Grâce à ses structures et à sa flotte diversifiées et modernisées, Royal Air Maroc peut donc s'ouvrir au transport transcontinental. Si les destinations d'Afrique et du Moyen Orient restent privilégiées, le Canada et les États-Unis s'ajoutent à la liste de ses destinations en 1975. En 1982, la compagnie adhère à l'IATA. Cette association internationale du transport aérien, fondée à Cuba en 1945, vise à unifier les pratiques des compagnies aériennes, notamment en matière de sécurité et de facturation de la billetterie, à réguler leurs rapports et, plus généralement, à échanger des informations intéressant l'aviation civile. Regroupant, aujourd'hui, 230 compagnies, cette association qui fonctionne comme cartel et ayant à présent son siège à Montréal, régit 95% du trafic aérien civil mondial, sous l'autorité de son directeur Giovanni Bisignani - seules quelques compagnies « low cost » n'y adhèrent pas. : c'est cette autorité internationale qui distribue les codes identifiants de 2 lettres aux compagnies aériennes (celui de Royal Air Maroc est « AT ») et de 3 lettres aux aéroports (celui de l'aéroport international Mohammed V de Casablanca est « CMN »).
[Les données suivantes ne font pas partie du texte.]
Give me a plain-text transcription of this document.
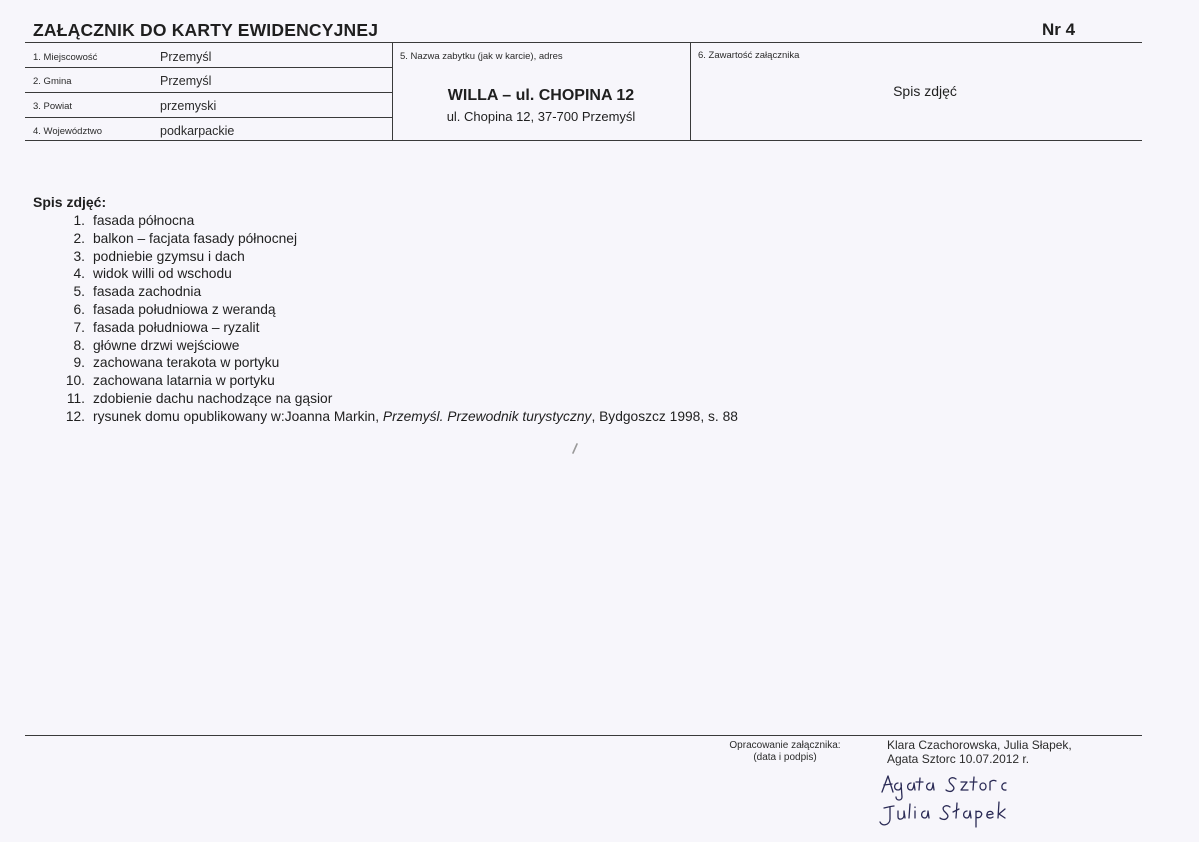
ZAŁĄCZNIK DO KARTY EWIDENCYJNEJ	Nr 4
1. Miejscowość	Przemyśl
2. Gmina	Przemyśl
3. Powiat	przemyski
4. Województwo	podkarpackie
5. Nazwa zabytku (jak w karcie), adres
WILLA – ul. CHOPINA 12
ul. Chopina 12, 37-700 Przemyśl
6. Zawartość załącznika
Spis zdjęć
Spis zdjęć:
1. fasada północna
2. balkon – facjata fasady północnej
3. podniebie gzymsu i dach
4. widok willi od wschodu
5. fasada zachodnia
6. fasada południowa z werandą
7. fasada południowa – ryzalit
8. główne drzwi wejściowe
9. zachowana terakota w portyku
10. zachowana latarnia w portyku
11. zdobienie dachu nachodzące na gąsior
12. rysunek domu opublikowany w:Joanna Markin, Przemyśl. Przewodnik turystyczny, Bydgoszcz 1998, s. 88
Opracowanie załącznika:
(data i podpis)
Klara Czachorowska, Julia Słapek,
Agata Sztorc 10.07.2012 r.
La rénovation et l'agrandissement de ce dernier aéroport, achevés en 1984, permettent à la compagnie marocaine d'augmenter la fréquence de ses vols et le nombre de ses destinations. Au cours des mêmes années 1980, le Boeing 727 vieillissant est remplacé par le bimoteur moyen-courrier Boeing 757, son successeur direct, aux capacités allant de 220 à 280 passagers selon les différentes versions. Les années 1990 voient apparaître dans la flotte de Royal Air Maroc le Boeing 737 dans ses séries « classiques » 400 et 500. Il s'agit d'une deuxième génération des premiers 737, conçus en 1967, qui se différencie des modèles antérieurs, dotés de 2 réacteurs placés sous les ailes, par une consommation moins importante et des équipements intérieurs plus modernes. Les séries 400 et 500, déjà en service sur de nombreuses compagnies, permettent à Royal Air Maroc d'accroître de manière substantielle la fréquence de ses vols moyen-courriers sur l'Europe mais aussi sur les zones africaines encore insuffisamment desservies à mesure que les aéroports se développent autour des capitales de ce continent.